Pouca gente saberá quem é Mariya Gabriel. Búlgara, 42 anos, formada em Ciências Políticas, é a comissária europeia para Inovação, Investigação, Cultura, Educação e Juventude que sucedeu, em 2019, ao português Carlos Moedas, ambos conservadores. Se Moedas conduziu o Horizonte 2020, o programa de ciência, desenvolvimento e inovação da Europa de 2014 a 2020, Gabriel tem a seu cargo o Horizonte Europa, para 2021-2027, que orça em 95,5 mil milhões, um aumento de 24% relativamente ao programa anterior.
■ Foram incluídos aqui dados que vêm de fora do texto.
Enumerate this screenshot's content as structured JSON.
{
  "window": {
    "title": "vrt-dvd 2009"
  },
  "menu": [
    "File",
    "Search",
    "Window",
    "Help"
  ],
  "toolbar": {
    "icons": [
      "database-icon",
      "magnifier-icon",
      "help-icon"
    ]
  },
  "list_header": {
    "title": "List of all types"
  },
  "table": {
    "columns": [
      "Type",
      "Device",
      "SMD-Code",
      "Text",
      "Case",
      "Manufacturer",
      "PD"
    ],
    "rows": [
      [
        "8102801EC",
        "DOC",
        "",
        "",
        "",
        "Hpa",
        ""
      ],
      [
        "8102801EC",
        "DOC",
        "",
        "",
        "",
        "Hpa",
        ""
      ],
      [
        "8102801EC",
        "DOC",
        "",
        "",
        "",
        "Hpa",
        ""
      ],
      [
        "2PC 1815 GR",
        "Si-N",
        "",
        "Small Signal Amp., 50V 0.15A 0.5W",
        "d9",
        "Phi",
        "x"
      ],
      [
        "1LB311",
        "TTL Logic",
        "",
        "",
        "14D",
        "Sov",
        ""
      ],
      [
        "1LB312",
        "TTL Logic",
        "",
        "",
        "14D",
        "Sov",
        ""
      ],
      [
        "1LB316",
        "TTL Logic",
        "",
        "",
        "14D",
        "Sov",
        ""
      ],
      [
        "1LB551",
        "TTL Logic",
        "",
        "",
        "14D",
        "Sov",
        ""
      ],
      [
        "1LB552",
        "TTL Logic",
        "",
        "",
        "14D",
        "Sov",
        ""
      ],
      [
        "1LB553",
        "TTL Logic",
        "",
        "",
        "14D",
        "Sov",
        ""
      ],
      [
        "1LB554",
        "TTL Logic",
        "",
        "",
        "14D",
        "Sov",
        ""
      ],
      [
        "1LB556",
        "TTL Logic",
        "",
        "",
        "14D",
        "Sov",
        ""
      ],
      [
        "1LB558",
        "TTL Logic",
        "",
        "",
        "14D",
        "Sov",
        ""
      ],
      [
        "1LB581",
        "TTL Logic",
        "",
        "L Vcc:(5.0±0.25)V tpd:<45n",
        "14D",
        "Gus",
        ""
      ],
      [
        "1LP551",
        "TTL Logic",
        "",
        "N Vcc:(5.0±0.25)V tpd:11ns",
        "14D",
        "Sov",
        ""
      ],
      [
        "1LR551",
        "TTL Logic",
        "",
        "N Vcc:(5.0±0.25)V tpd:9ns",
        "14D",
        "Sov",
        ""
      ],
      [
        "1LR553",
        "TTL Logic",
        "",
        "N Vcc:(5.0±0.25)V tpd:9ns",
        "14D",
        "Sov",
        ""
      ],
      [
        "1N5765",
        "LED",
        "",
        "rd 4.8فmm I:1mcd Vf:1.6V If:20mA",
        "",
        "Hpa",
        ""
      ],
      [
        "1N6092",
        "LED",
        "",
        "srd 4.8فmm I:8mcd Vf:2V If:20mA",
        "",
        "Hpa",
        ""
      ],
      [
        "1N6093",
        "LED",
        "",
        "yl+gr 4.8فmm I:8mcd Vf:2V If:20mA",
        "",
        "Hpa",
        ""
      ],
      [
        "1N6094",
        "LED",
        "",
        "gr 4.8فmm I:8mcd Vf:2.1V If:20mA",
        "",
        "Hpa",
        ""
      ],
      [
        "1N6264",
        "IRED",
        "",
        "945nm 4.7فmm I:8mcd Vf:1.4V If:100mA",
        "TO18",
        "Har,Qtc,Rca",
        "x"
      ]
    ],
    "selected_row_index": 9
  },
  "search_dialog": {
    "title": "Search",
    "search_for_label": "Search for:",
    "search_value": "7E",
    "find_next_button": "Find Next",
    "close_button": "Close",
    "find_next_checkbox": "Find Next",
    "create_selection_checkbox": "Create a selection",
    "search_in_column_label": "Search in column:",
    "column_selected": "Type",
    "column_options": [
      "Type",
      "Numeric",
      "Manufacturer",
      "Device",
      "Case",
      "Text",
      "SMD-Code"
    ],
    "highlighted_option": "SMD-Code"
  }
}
O Horizonte Europa assenta
em três pilares: o primeiro, “Ciência Excelente”, no valor 25 mil milhões de
euros, visa promover a qualidade da investigação, designadamente através das
bolsas do European Research Council, das acções Marie Curie, e de algumas
infraestruturas. O segundo, “Desafios globais e Competitividade industrial
Europeia”, no valor de 54 mil milhões de euros, foca seis clusters (Saúde;
Cultura, Criatividade e Sociedades Inclusivas; Segurança Civil e Sociedade;
Digital, Indústria e Espaço; Clima, Energia e Mobilidade; e Alimentação,
Bioeconomia, Recursos Naturais, Agricultura e Ambiente) e financia o Joint Research Center. E o
terceiro, “Europa Inovadora”, no valor de 17 mil milhões de euros, quer
fomentar a inovação, ao criar o European
Innovation Council. A estes pilares soma-se
outro, horizontal, Widening,
que visa fortalecer a investigação e a inovação nos países mais atrasados, como
Portugal. Se as referidas bolsas e acções vinham de trás, beneficiando a
investigação fundamental, os clusters vêm substituir programas-bandeira anteriores,
ao passo que a ênfase na inovação pretende reforçar a economia europeia. Entre
as novidades estão também a expansão da “ciência aberta”, isto é, do livre acesso
aos resultados da investigação, e a intensificação das colaborações
internacionais. Pretende-se, enfim, fortalecer o Espaço Europeu de Investigação,
o ”mercado comum” da investigação e desenvolvimento (I&D) lançado em 2000.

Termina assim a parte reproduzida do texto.